ARTº.59, DO C.I.R.C.
ÓNUS DA PROVA.
Sumário:1. Para o conceito fiscal de custo vale a definição constante do aludido artº.23, do C.I.R.C., a qual, depois de nos transmitir, de uma forma ampla, a noção de custos ou perdas como englobando todas as despesas efectuadas pela empresa que, comprovadamente, sejam indispensáveis para a realização dos proveitos ou para a manutenção da fonte produtiva, procede a uma enumeração meramente exemplificativa de várias despesas deste tipo. Estamos perante um conceito de custo que se pode considerar comum ao balanço fiscal e ao balanço comercial. A definição fiscal de custo, como conceito mais amplo do que sejam os custos de produção e de aquisição, parte de uma perspectiva ampla de actividade e de necessidade da empresa, assim estabelecendo uma conexão objectiva entre a actividade desta e as despesas que, inevitavelmente, daqui decorrerão.

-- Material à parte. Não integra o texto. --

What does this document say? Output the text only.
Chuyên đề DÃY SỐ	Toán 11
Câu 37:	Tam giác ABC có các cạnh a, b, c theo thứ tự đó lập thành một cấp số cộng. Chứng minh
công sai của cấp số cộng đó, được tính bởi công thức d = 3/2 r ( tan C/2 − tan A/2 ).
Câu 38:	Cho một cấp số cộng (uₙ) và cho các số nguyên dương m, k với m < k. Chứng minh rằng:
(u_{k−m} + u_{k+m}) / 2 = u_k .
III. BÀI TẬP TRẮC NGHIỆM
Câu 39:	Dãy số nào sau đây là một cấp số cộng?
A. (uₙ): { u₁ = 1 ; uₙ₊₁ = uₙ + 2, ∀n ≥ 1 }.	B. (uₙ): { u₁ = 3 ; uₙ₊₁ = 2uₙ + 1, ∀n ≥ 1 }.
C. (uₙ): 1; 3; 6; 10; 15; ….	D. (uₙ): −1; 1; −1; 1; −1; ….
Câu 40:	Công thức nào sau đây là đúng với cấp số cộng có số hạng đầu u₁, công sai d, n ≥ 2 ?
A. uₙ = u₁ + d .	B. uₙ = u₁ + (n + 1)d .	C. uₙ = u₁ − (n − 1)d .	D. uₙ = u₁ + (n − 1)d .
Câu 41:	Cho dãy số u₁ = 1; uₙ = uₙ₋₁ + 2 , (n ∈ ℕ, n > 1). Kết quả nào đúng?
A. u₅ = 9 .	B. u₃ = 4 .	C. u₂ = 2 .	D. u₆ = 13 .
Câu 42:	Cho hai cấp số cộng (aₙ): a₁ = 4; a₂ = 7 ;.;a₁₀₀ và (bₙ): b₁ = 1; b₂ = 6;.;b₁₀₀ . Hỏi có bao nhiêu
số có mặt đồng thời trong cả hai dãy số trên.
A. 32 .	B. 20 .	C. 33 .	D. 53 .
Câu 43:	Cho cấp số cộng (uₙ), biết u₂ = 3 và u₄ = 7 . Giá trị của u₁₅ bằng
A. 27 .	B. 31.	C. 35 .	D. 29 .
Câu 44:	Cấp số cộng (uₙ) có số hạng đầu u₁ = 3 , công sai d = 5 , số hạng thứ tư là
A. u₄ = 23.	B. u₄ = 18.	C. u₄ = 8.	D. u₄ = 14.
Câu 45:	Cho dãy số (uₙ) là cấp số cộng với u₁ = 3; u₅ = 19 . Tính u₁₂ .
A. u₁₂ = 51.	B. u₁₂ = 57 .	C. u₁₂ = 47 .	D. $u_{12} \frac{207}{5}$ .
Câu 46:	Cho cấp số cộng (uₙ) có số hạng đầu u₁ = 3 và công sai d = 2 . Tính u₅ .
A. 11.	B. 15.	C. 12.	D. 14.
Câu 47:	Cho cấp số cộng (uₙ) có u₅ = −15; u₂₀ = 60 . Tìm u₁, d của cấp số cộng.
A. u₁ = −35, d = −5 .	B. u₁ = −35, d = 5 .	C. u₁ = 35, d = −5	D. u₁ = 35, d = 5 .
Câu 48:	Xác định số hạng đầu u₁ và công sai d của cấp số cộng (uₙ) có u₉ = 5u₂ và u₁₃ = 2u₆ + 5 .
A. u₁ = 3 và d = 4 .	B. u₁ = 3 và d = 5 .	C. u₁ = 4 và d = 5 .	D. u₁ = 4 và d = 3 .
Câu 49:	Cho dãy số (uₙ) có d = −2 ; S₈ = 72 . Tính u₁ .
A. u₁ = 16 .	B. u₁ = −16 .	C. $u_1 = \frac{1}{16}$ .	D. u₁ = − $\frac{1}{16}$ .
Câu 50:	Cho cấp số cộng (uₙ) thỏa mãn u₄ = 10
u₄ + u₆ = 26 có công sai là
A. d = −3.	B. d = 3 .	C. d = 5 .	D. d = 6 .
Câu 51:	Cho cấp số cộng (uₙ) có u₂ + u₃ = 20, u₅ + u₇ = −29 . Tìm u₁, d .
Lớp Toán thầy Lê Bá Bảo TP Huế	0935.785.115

E fá-lo com uma finalidade claramente fiscal, a qual consiste em distinguir entre custos que podem ser aceites para fins fiscais e que, por isso, vão influenciar o cálculo do lucro tributável e os que não podem ser aceites para tal efeito. Os custos ou perdas da empresa constituem, portanto, os elementos negativos da conta de resultados, os quais são dedutíveis do ponto de vista fiscal quando, estando devidamente comprovados, forem indispensáveis para a realização dos proveitos ou para a manutenção da fonte produtiva da empresa em causa. A ausência de qualquer destes requisitos implica a não consideração dos referidos elementos como custos, assim devendo os respectivos montantes ser adicionados ao resultado contabilístico.

2. Consagrava o artº.59, do C.I.R.C., o procedimento de pagamento a entidades não residentes e sujeitas a um regime fiscal privilegiado (cfr.artº.65, do C.I.R.C., actualmente em vigor).

3. Da exegese da norma deve concluir-se que não são dedutíveis fiscalmente as importâncias pagas ou devidas, a qualquer título, a entidades residentes num território com um regime fiscal claramente mais favorável a não ser que o contribuinte demonstre que estão cumpridos dois requisitos, que são:
a-Estarmos perante operações efectivamente realizadas;
b-Que não têm um carácter anormal ou que o montante em causa não é exagerado.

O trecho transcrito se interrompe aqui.